Tuesday, March 6, 2012

Skyrim Abandonment

I had heard the jokes, but I ignored them. I made myself a promise. I committed myself to the cause. Others had told me they never finished Oblivion, or any Elder Scrolls game for that matter, and that the lore was so rich, the game world so vast, that actually playing the game all the way through was nigh impossible. I was going to finish Skyrim. I failed.

I remember my avatar's last location. The sneaky Argonian still sits crouched in the shadows in some ancient dungeon, atop a walkway looking down at Draugr corpses I had quickly dispatched moments ago. That poor character has been waiting atop that stone path since New Year's day, over two months.

I never became bored of Skyrim per se. Sixty hours in, I was having a blast. It handily earned a place in my top three gaming experiences of the year, and even though I have since abandoned its majestic Nordic lands, I have no regrets about my decision. I love the expansive world, the massive sense of scale, the persistent sensation that although my character is dragonborn, she is still a small fish in a very large pond.

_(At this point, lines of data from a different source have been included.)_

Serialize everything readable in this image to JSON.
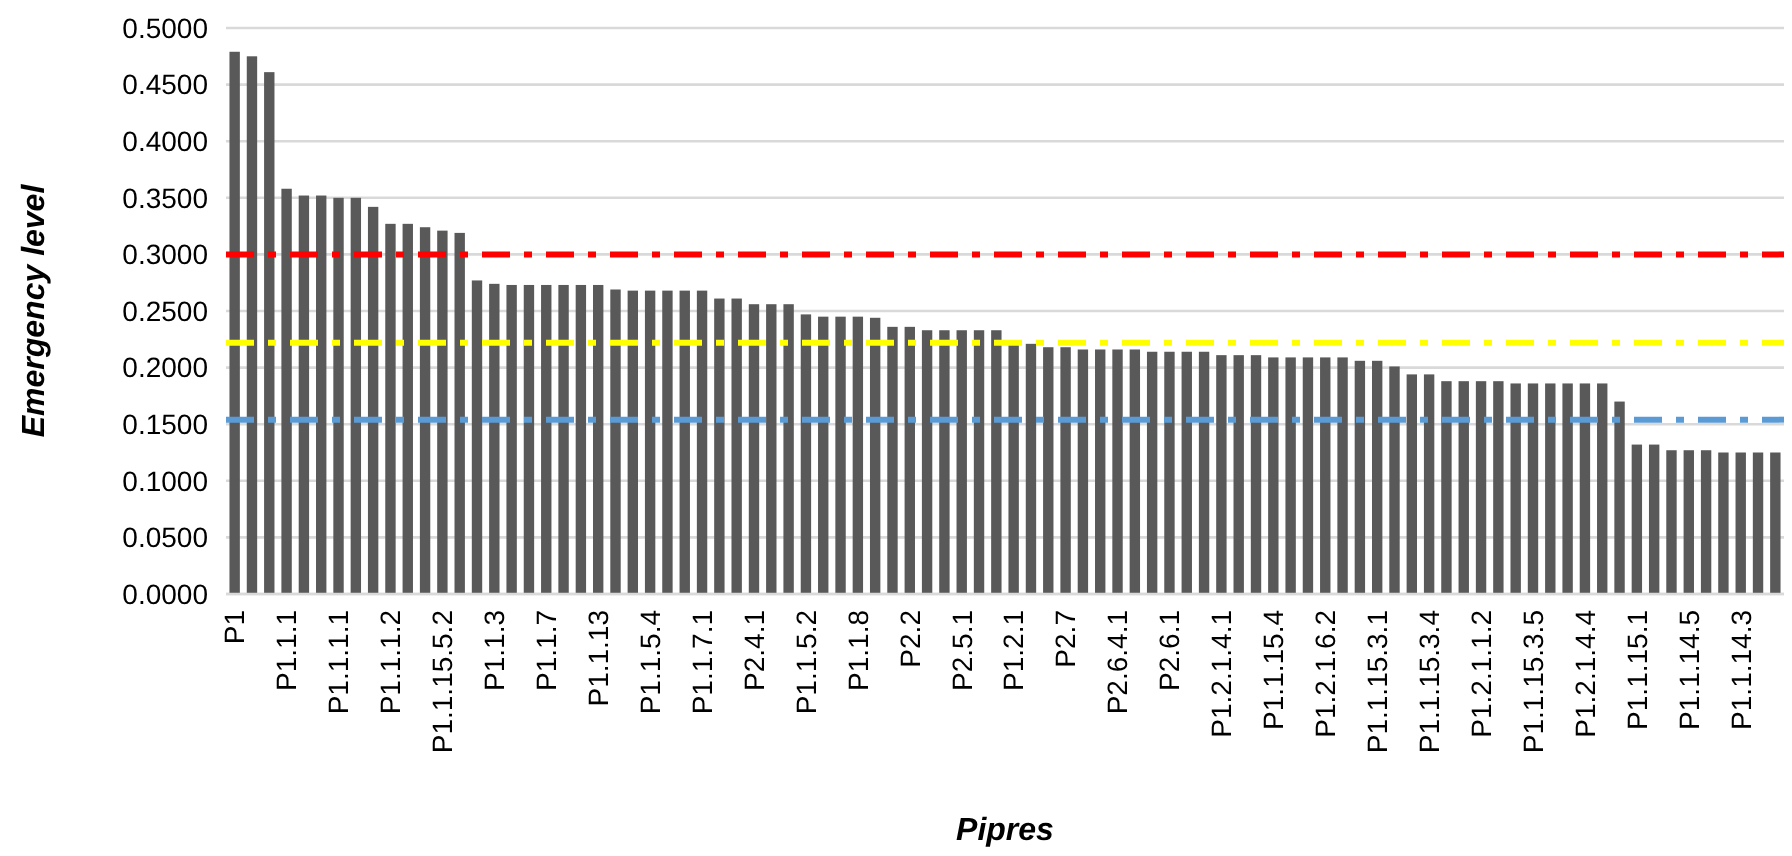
{
  "chart_data": {
    "type": "bar",
    "xlabel": "Pipres",
    "ylabel": "Emergency level",
    "categories": [
      "P1",
      null,
      null,
      "P1.1.1",
      null,
      null,
      "P1.1.1.1",
      null,
      null,
      "P1.1.1.2",
      null,
      null,
      "P1.1.15.5.2",
      null,
      null,
      "P1.1.3",
      null,
      null,
      "P1.1.7",
      null,
      null,
      "P1.1.13",
      null,
      null,
      "P1.1.5.4",
      null,
      null,
      "P1.1.7.1",
      null,
      null,
      "P2.4.1",
      null,
      null,
      "P1.1.5.2",
      null,
      null,
      "P1.1.8",
      null,
      null,
      "P2.2",
      null,
      null,
      "P2.5.1",
      null,
      null,
      "P1.2.1",
      null,
      null,
      "P2.7",
      null,
      null,
      "P2.6.4.1",
      null,
      null,
      "P2.6.1",
      null,
      null,
      "P1.2.1.4.1",
      null,
      null,
      "P1.1.15.4",
      null,
      null,
      "P1.2.1.6.2",
      null,
      null,
      "P1.1.15.3.1",
      null,
      null,
      "P1.1.15.3.4",
      null,
      null,
      "P1.2.1.1.2",
      null,
      null,
      "P1.1.15.3.5",
      null,
      null,
      "P1.2.1.4.4",
      null,
      null,
      "P1.1.15.1",
      null,
      null,
      "P1.1.14.5",
      null,
      null,
      "P1.1.14.3",
      null,
      null
    ],
    "values": [
      0.479,
      0.475,
      0.461,
      0.358,
      0.352,
      0.352,
      0.35,
      0.35,
      0.342,
      0.327,
      0.327,
      0.324,
      0.321,
      0.319,
      0.277,
      0.274,
      0.273,
      0.273,
      0.273,
      0.273,
      0.273,
      0.273,
      0.269,
      0.268,
      0.268,
      0.268,
      0.268,
      0.268,
      0.261,
      0.261,
      0.256,
      0.256,
      0.256,
      0.247,
      0.245,
      0.245,
      0.245,
      0.244,
      0.236,
      0.236,
      0.233,
      0.233,
      0.233,
      0.233,
      0.233,
      0.224,
      0.221,
      0.218,
      0.218,
      0.216,
      0.216,
      0.216,
      0.216,
      0.214,
      0.214,
      0.214,
      0.214,
      0.211,
      0.211,
      0.211,
      0.209,
      0.209,
      0.209,
      0.209,
      0.209,
      0.206,
      0.206,
      0.201,
      0.194,
      0.194,
      0.188,
      0.188,
      0.188,
      0.188,
      0.186,
      0.186,
      0.186,
      0.186,
      0.186,
      0.186,
      0.17,
      0.132,
      0.132,
      0.127,
      0.127,
      0.127,
      0.125,
      0.125,
      0.125,
      0.125
    ],
    "color": "#595959",
    "ylim": [
      0,
      0.5
    ],
    "yticks": [
      {
        "value": 0,
        "label": "0.0000"
      },
      {
        "value": 0.05,
        "label": "0.0500"
      },
      {
        "value": 0.1,
        "label": "0.1000"
      },
      {
        "value": 0.15,
        "label": "0.1500"
      },
      {
        "value": 0.2,
        "label": "0.2000"
      },
      {
        "value": 0.25,
        "label": "0.2500"
      },
      {
        "value": 0.3,
        "label": "0.3000"
      },
      {
        "value": 0.35,
        "label": "0.3500"
      },
      {
        "value": 0.4,
        "label": "0.4000"
      },
      {
        "value": 0.45,
        "label": "0.4500"
      },
      {
        "value": 0.5,
        "label": "0.5000"
      }
    ],
    "grid": "y",
    "ref_lines": [
      {
        "axis": "y",
        "value": 0.3,
        "color": "#ff0000",
        "line_style": "dashed"
      },
      {
        "axis": "y",
        "value": 0.222,
        "color": "#ffff00",
        "line_style": "dashed"
      },
      {
        "axis": "y",
        "value": 0.154,
        "color": "#5b9bd5",
        "line_style": "dashed"
      }
    ]
  }
}
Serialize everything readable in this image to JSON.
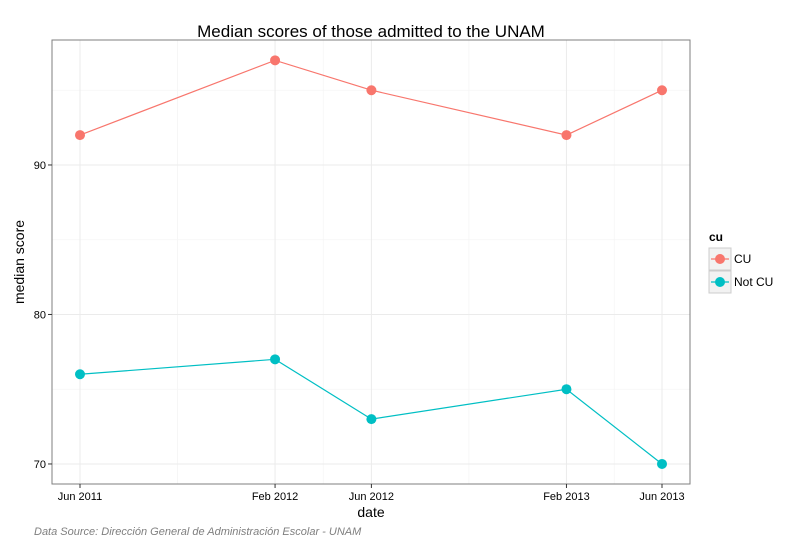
{
  "chart_data": {
    "type": "line",
    "title": "Median scores of those admitted to the UNAM",
    "xlabel": "date",
    "ylabel": "median score",
    "caption": "Data Source: Dirección General de Administración Escolar - UNAM",
    "x": [
      "2011-06-01",
      "2012-02-01",
      "2012-06-01",
      "2013-02-01",
      "2013-06-01"
    ],
    "x_tick_labels": [
      "Jun 2011",
      "Feb 2012",
      "Jun 2012",
      "Feb 2013",
      "Jun 2013"
    ],
    "y_ticks": [
      70,
      80,
      90
    ],
    "ylim": [
      68.66,
      98.36
    ],
    "grid": true,
    "legend": {
      "title": "cu",
      "position": "right"
    },
    "series": [
      {
        "name": "CU",
        "color": "#F8766D",
        "values": [
          92,
          97,
          95,
          92,
          95
        ]
      },
      {
        "name": "Not CU",
        "color": "#00BFC4",
        "values": [
          76,
          77,
          73,
          75,
          70
        ]
      }
    ]
  }
}
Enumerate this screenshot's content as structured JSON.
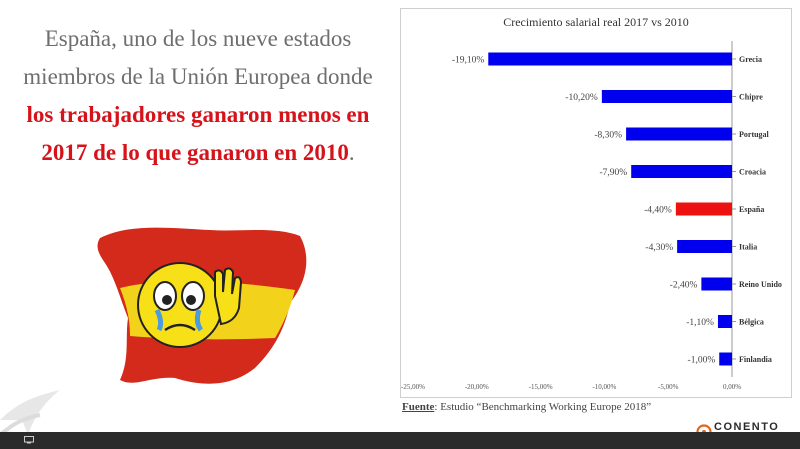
{
  "headline": {
    "part1": "España, uno de los nueve estados miembros de la Unión Europea donde ",
    "highlight": "los trabajadores ganaron menos en 2017 de lo que ganaron en 2010",
    "part2": "."
  },
  "source": {
    "label": "Fuente",
    "text": ": Estudio “Benchmarking Working Europe 2018”"
  },
  "brand": {
    "name": "CONENTO"
  },
  "icons": {
    "map": "spain-map-crying-emoji",
    "corner": "arrow-deco-icon",
    "monitor": "monitor-icon",
    "brand": "conento-logo-icon"
  },
  "colors": {
    "bar": "#0000ee",
    "highlight_bar": "#ee1111",
    "highlight_text": "#d6121a"
  },
  "chart_data": {
    "type": "bar",
    "orientation": "horizontal",
    "title": "Crecimiento salarial real 2017 vs 2010",
    "categories": [
      "Grecia",
      "Chipre",
      "Portugal",
      "Croacia",
      "España",
      "Italia",
      "Reino Unido",
      "Bélgica",
      "Finlandia"
    ],
    "values": [
      -19.1,
      -10.2,
      -8.3,
      -7.9,
      -4.4,
      -4.3,
      -2.4,
      -1.1,
      -1.0
    ],
    "value_labels": [
      "-19,10%",
      "-10,20%",
      "-8,30%",
      "-7,90%",
      "-4,40%",
      "-4,30%",
      "-2,40%",
      "-1,10%",
      "-1,00%"
    ],
    "highlight": "España",
    "xlim": [
      -25,
      0
    ],
    "xticks": [
      -25,
      -20,
      -15,
      -10,
      -5,
      0
    ],
    "xtick_labels": [
      "-25,00%",
      "-20,00%",
      "-15,00%",
      "-10,00%",
      "-5,00%",
      "0,00%"
    ],
    "grid": false
  }
}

Unfortunately, this same sense of scale has made my eventual return daunting. I struggled so hard to narrow my narrative focus and engage in story lines to completion before moving on to new adventures. Even so, my memory has grown foggy and the idea of delving back into a jumble of story arcs is overwhelming. Before I left, I also had such grand plans. I was saving money to buy something big, maybe a new home somewhere, in some city I had researched beforehand. I was also investing in a certain skill tree and planned on upgrading ... blacksmithing was it? Or maybe enchanting? I think I had a system going...

I left for good reason. The holidays were ripe with gaming options, and I happily consumed a myriad of triple-A and indie games at my leisure. But the farther and farther I roamed from Skyrim, the harder I imagined my eventual return. I will play Skyrim again, to be sure, but when I do, I will have to commit myself again, devote another sixty hours into the experience, and who has that kind of time? Mass Effect 3 just hit store shelves today, and I have another galaxy to save. Soon, Journey will grab my attention, if I can even pull myself away from multiplayer gaming. I have failed. Skyrim's hero has abandoned her. I only hope absence makes the heart grow fonder.


  1. Well, you outlasted me by about 40 hours. :/

  2. I have been traveling for 7 months and recently decided that when I settle down somewhere (which will be soon) the first game I buy will be Skyrim. I've never been one to get into games like Oblivion or Fallout 3 in the past, however with Skyrim I too have promised myself that I will "finish" it. Or perhaps more accurately - I have promised myself that I will take my time with the game and invest myself in it. Actively try to complete side quests and get to know the characters inhabiting the game world instead of just rushing though the main story as I've been prone to doing in the past.

    I think that the key to my success will be NOT buying any other 360 games for a while. That way I'll be forced to play Skyrim... or one of the 30 or so games I have on my iPhone.

  3. Overheard village banter in your Skyrim world:

    "Well, it looks like our mythical hero has abandoned us."

    "I heard he went into space to fight shadow robots and Martin Sheen."

    "I heard he went into the desert on some sort of...quest...or trip...or was it Odyssey?"

    "I, for one, welcome our new dragon overlords."

  4. I think committing to taking your team is a wise choice. In fact, that's a better way to look at my own predicament. I'm savoring and cleansing my pallet before heading back in.